US Regulator Finds Nine Major Banks Improperly Restricted Crypto Firms
An investigation reveals major financial institutions may have “debanked” digital asset companies for inappropriate reasons, contradicting official claims.
A U.S. regulator has identified nine major banks that used inappropriate justifications to deny services to cryptocurrency companies. This finding from the Office of the Comptroller of the Currency (OCC) clashes with recent statements from institutions like JPMorgan, which have maintained that account closures were based on standard risk assessments, not a bias against the crypto industry.
Banks Point to Legal Obligations
Regulators and banks consistently deny any coordinated campaign to cut off the crypto sector’s access to financial services. They argue that these decisions are driven by strict anti-money-laundering (AML) obligations. Federal law mandates that banks monitor and report suspicious transactions, with significant penalties for non-compliance.

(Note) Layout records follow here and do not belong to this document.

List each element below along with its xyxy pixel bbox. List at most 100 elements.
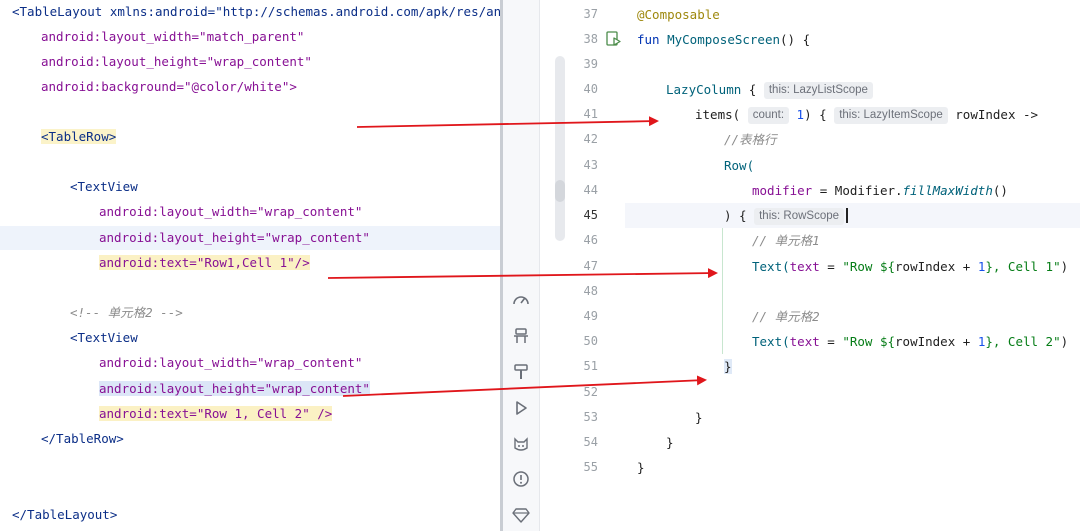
code-text: } — [666, 435, 674, 450]
function-name: Text( — [752, 334, 790, 349]
xml-editor-pane[interactable]: <TableLayout xmlns:android="http://schem… — [0, 0, 500, 531]
xml-line-table-row-open[interactable]: <TableRow> — [41, 125, 117, 149]
xml-line-tv2-width[interactable]: android:layout_width="wrap_content" — [99, 351, 362, 375]
xml-line-layout-width[interactable]: android:layout_width="match_parent" — [41, 25, 304, 49]
run-icon[interactable] — [510, 399, 532, 421]
function-name: MyComposeScreen — [667, 32, 780, 47]
line-number: 42 — [583, 132, 598, 146]
xml-tag: </TableLayout> — [12, 507, 118, 522]
xml-tag: <TextView — [70, 330, 138, 345]
code-line-55[interactable]: } — [637, 455, 645, 480]
line-number: 37 — [583, 7, 598, 21]
run-preview-gutter-icon[interactable] — [606, 31, 622, 47]
inlay-hint: this: LazyItemScope — [834, 107, 948, 124]
xml-line-tv1-width[interactable]: android:layout_width="wrap_content" — [99, 200, 362, 224]
number-literal: 1 — [796, 107, 805, 122]
xml-line-table-layout-close[interactable]: </TableLayout> — [12, 503, 117, 527]
xml-line-tv1-text[interactable]: android:text="Row1,Cell 1"/> — [99, 251, 310, 275]
vertical-scrollbar[interactable] — [555, 56, 565, 241]
line-number: 48 — [583, 284, 598, 298]
xml-tag: </TableRow> — [41, 431, 124, 446]
xml-attr-text: android:text="Row 1, Cell 2" /> — [99, 406, 333, 421]
xml-line-tv2-height[interactable]: android:layout_height="wrap_content" — [99, 377, 370, 401]
code-line-50[interactable]: Text(text = "Row ${rowIndex + 1}, Cell 2… — [752, 329, 1068, 354]
hammer-icon[interactable] — [510, 363, 532, 385]
code-line-40[interactable]: LazyColumn { this: LazyListScope — [666, 77, 873, 102]
code-text: ) — [1060, 334, 1069, 349]
xml-tag: <TextView — [70, 179, 138, 194]
string-literal: }, Cell 1" — [985, 259, 1061, 274]
xml-line-textview-2-open[interactable]: <TextView — [70, 326, 138, 350]
xml-attr-text: android:background="@color/white"> — [41, 79, 297, 94]
xml-attr-text: android:layout_height="wrap_content" — [99, 381, 370, 396]
xml-line-table-layout-open[interactable]: <TableLayout xmlns:android="http://schem… — [12, 0, 500, 24]
code-line-41[interactable]: items( count: 1) { this: LazyItemScope r… — [695, 102, 1038, 127]
matched-brace: } — [724, 359, 732, 374]
code-line-47[interactable]: Text(text = "Row ${rowIndex + 1}, Cell 1… — [752, 254, 1068, 279]
code-line-44[interactable]: modifier = Modifier.fillMaxWidth() — [752, 178, 1008, 203]
function-name: fillMaxWidth — [902, 183, 993, 198]
string-literal: }, Cell 2" — [985, 334, 1061, 349]
line-number: 49 — [583, 309, 598, 323]
code-line-54[interactable]: } — [666, 430, 674, 455]
line-number: 44 — [583, 183, 598, 197]
code-line-37[interactable]: @Composable — [637, 2, 720, 27]
code-text: ) — [1060, 259, 1069, 274]
line-number: 50 — [583, 334, 598, 348]
code-comment: //表格行 — [724, 132, 777, 147]
xml-line-layout-height[interactable]: android:layout_height="wrap_content" — [41, 50, 312, 74]
code-text: } — [637, 460, 645, 475]
line-number: 38 — [583, 32, 598, 46]
xml-attr-text: android:text="Row1,Cell 1"/> — [99, 255, 310, 270]
xml-line-comment-cell2[interactable]: <!-- 单元格2 --> — [70, 301, 183, 325]
speedometer-icon[interactable] — [510, 291, 532, 313]
scrollbar-thumb[interactable] — [555, 180, 565, 202]
code-text: rowIndex -> — [955, 107, 1039, 122]
line-number: 40 — [583, 82, 598, 96]
line-number: 46 — [583, 233, 598, 247]
code-text: } — [695, 410, 703, 425]
xml-line-tv1-height[interactable]: android:layout_height="wrap_content" — [99, 226, 370, 250]
parameter-name: text — [789, 259, 820, 274]
xml-attr-text: android:layout_width="wrap_content" — [99, 204, 363, 219]
xml-comment: <!-- 单元格2 --> — [70, 305, 183, 320]
cat-icon[interactable] — [510, 435, 532, 457]
line-number: 51 — [583, 359, 598, 373]
code-text: ) { — [804, 107, 827, 122]
line-number: 43 — [583, 158, 598, 172]
text-cursor — [846, 208, 848, 223]
gem-icon[interactable] — [510, 506, 532, 528]
code-line-49[interactable]: // 单元格2 — [752, 304, 820, 329]
profiler-icon[interactable] — [510, 327, 532, 349]
parameter-name: text — [789, 334, 820, 349]
current-line-highlight — [625, 203, 1080, 228]
xml-tag: <TableLayout xmlns:android="http://schem… — [12, 4, 500, 19]
code-line-45[interactable]: ) { this: RowScope — [724, 203, 848, 228]
indent-guide — [722, 228, 723, 354]
code-line-38[interactable]: fun MyComposeScreen() { — [637, 27, 810, 52]
xml-line-background[interactable]: android:background="@color/white"> — [41, 75, 297, 99]
xml-line-table-row-close[interactable]: </TableRow> — [41, 427, 124, 451]
code-line-53[interactable]: } — [695, 405, 703, 430]
inlay-hint: count: — [747, 107, 790, 124]
string-literal: "Row ${ — [842, 334, 896, 349]
code-line-51[interactable]: } — [724, 354, 732, 379]
code-comment: // 单元格2 — [752, 309, 820, 324]
xml-attr-text: android:layout_width="wrap_content" — [99, 355, 363, 370]
line-number: 52 — [583, 385, 598, 399]
code-text: rowIndex + — [895, 259, 978, 274]
warning-icon[interactable] — [510, 470, 532, 492]
code-text: rowIndex + — [895, 334, 978, 349]
code-line-42[interactable]: //表格行 — [724, 127, 777, 152]
xml-line-textview-1-open[interactable]: <TextView — [70, 175, 138, 199]
xml-line-tv2-text[interactable]: android:text="Row 1, Cell 2" /> — [99, 402, 333, 426]
xml-tag: <TableRow> — [41, 129, 117, 144]
code-line-43[interactable]: Row( — [724, 153, 754, 178]
code-text: () — [992, 183, 1008, 198]
parameter-name: modifier — [752, 183, 813, 198]
code-comment: // 单元格1 — [752, 233, 820, 248]
inlay-hint: this: RowScope — [754, 208, 845, 225]
keyword: fun — [637, 32, 660, 47]
code-line-46[interactable]: // 单元格1 — [752, 228, 820, 253]
annotation-text: @Composable — [637, 7, 720, 22]
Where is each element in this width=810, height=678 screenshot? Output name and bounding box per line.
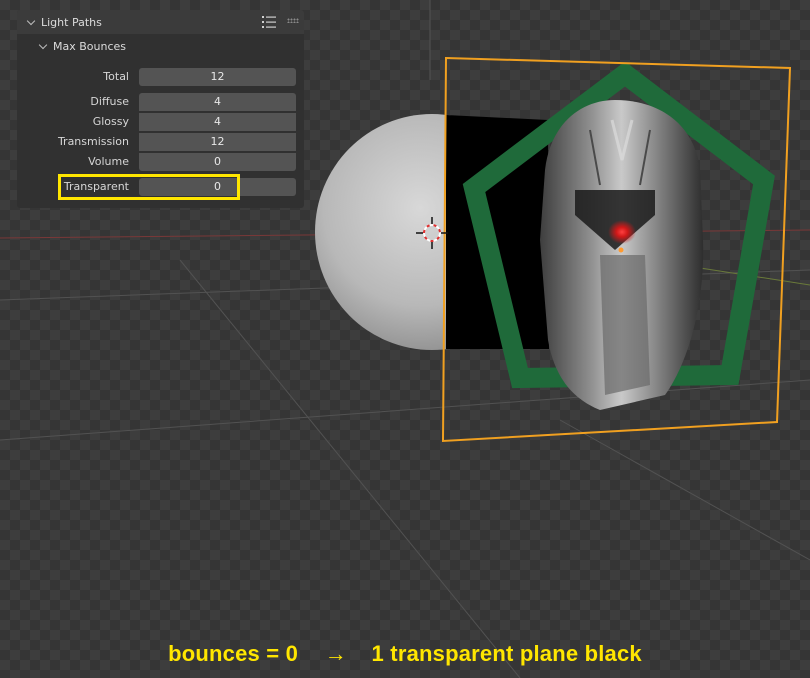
glossy-label: Glossy <box>92 115 129 128</box>
glossy-field[interactable]: 4 <box>139 113 296 131</box>
list-icon[interactable] <box>261 15 277 29</box>
drag-grip-icon[interactable] <box>287 18 299 23</box>
max-bounces-header[interactable]: Max Bounces <box>17 35 304 57</box>
volume-row: Volume 0 <box>17 153 304 171</box>
volume-label: Volume <box>88 155 129 168</box>
volume-field[interactable]: 0 <box>139 153 296 171</box>
annotation-caption: bounces = 0 → 1 transparent plane black <box>0 641 810 667</box>
chevron-down-icon[interactable] <box>27 18 35 26</box>
logo-plane-object[interactable] <box>441 56 792 443</box>
arrow-right-icon: → <box>324 641 347 666</box>
caption-right: 1 transparent plane black <box>371 641 642 666</box>
3d-cursor-icon[interactable] <box>416 217 448 249</box>
total-field[interactable]: 12 <box>139 68 296 86</box>
chevron-down-icon[interactable] <box>39 42 47 50</box>
total-label: Total <box>103 70 129 83</box>
light-paths-header[interactable]: Light Paths <box>17 10 304 34</box>
transmission-row: Transmission 12 <box>17 133 304 151</box>
diffuse-row: Diffuse 4 <box>17 93 304 111</box>
object-origin-dot <box>618 247 624 253</box>
panel-title: Light Paths <box>41 15 102 29</box>
diffuse-field[interactable]: 4 <box>139 93 296 111</box>
helmet-image <box>540 100 704 410</box>
diffuse-label: Diffuse <box>90 95 129 108</box>
subpanel-title: Max Bounces <box>53 39 127 53</box>
caption-left: bounces = 0 <box>168 641 299 666</box>
transmission-label: Transmission <box>57 135 129 148</box>
total-row: Total 12 <box>17 68 304 86</box>
transmission-field[interactable]: 12 <box>139 133 296 151</box>
transparent-highlight-box <box>58 174 240 200</box>
glossy-row: Glossy 4 <box>17 113 304 131</box>
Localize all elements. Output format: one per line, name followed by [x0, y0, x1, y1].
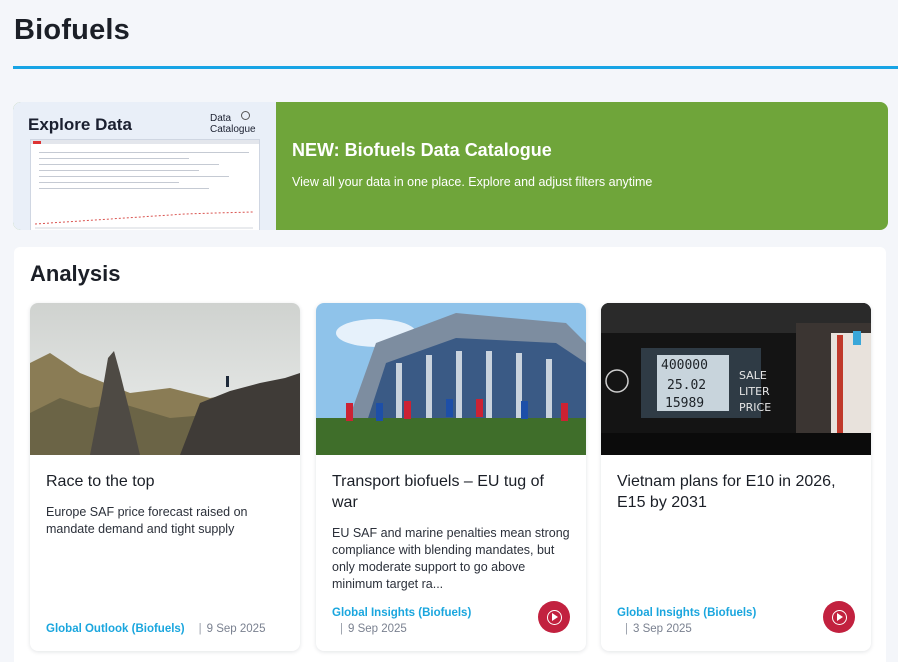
card-image-fuel-pump: 400000 25.02 15989 SALE LITER PRICE — [601, 303, 871, 455]
card-source[interactable]: Global Outlook (Biofuels) — [46, 623, 185, 635]
card-source[interactable]: Global Insights (Biofuels) — [332, 607, 471, 619]
banner-subtext: View all your data in one place. Explore… — [292, 175, 653, 189]
meta-separator: | — [198, 623, 202, 635]
card-meta: Global Outlook (Biofuels) | 9 Sep 2025 — [46, 623, 265, 635]
banner-heading[interactable]: NEW: Biofuels Data Catalogue — [292, 140, 872, 161]
title-underline — [13, 66, 898, 69]
card-title[interactable]: Vietnam plans for E10 in 2026, E15 by 20… — [617, 471, 855, 513]
fuel-display-label: PRICE — [739, 401, 771, 414]
card-date: 9 Sep 2025 — [348, 623, 407, 635]
fuel-display-number: 400000 — [661, 358, 708, 373]
card-image-building — [316, 303, 586, 455]
thumbnail-title: Explore Data — [28, 115, 132, 134]
play-circle-icon — [831, 609, 847, 625]
thumbnail-logo: Data Catalogue — [210, 113, 256, 135]
card-description: Europe SAF price forecast raised on mand… — [46, 505, 248, 536]
card-meta: Global Insights (Biofuels) | 3 Sep 2025 — [617, 607, 756, 635]
banner-thumbnail: Explore Data Data Catalogue — [13, 102, 276, 230]
thumbnail-screenshot — [30, 139, 260, 230]
play-button[interactable] — [538, 601, 570, 633]
analysis-card[interactable]: Race to the top Europe SAF price forecas… — [30, 303, 300, 651]
card-date: 9 Sep 2025 — [206, 623, 266, 635]
meta-separator: | — [340, 623, 343, 635]
magnifier-icon — [241, 111, 250, 120]
fuel-display-number: 15989 — [665, 396, 704, 411]
card-meta: Global Insights (Biofuels) | 9 Sep 2025 — [332, 607, 471, 635]
data-catalogue-banner[interactable]: Explore Data Data Catalogue NEW: Biofuel… — [13, 102, 888, 230]
page-title: Biofuels — [14, 14, 130, 46]
card-title[interactable]: Transport biofuels – EU tug of war — [332, 471, 570, 513]
analysis-heading: Analysis — [30, 261, 121, 286]
fuel-display-label: LITER — [739, 385, 770, 398]
fuel-display-number: 25.02 — [667, 378, 706, 393]
analysis-section: Analysis Race to the top Europe SAF pric… — [14, 247, 886, 662]
meta-separator: | — [625, 623, 628, 635]
card-date: 3 Sep 2025 — [633, 623, 692, 635]
card-image-mountain — [30, 303, 300, 455]
banner-text: NEW: Biofuels Data Catalogue View all yo… — [276, 102, 888, 230]
play-circle-icon — [546, 609, 562, 625]
card-description: EU SAF and marine penalties mean strong … — [332, 526, 570, 591]
analysis-card[interactable]: Transport biofuels – EU tug of war EU SA… — [316, 303, 586, 651]
play-button[interactable] — [823, 601, 855, 633]
analysis-card[interactable]: 400000 25.02 15989 SALE LITER PRICE Viet… — [601, 303, 871, 651]
card-title[interactable]: Race to the top — [46, 471, 284, 492]
card-source[interactable]: Global Insights (Biofuels) — [617, 607, 756, 619]
fuel-display-label: SALE — [739, 369, 767, 382]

Industry Tensions Escalate
The controversy has been fueled by high-profile incidents, leading to renewed allegations of a modern-day “Operation Chokepoint” targeting the industry. Last month, Strike CEO Jack Mallers reported that JPMorgan had abruptly closed his accounts, citing only vague “concerning activity.”
The issue extends beyond individual accounts. Crypto-focused Custodia Bank was denied a Federal Reserve master account after regulators allegedly deemed the digital asset sector inherently unsafe. Former U.S. Solicitor General Donald Verrilli has argued this point in court filings, and several former officials have filed briefs supporting the claim. The case, which is still on appeal, could gain new importance following a recent Supreme Court opinion that curbs deference to federal agencies’ legal interpretations.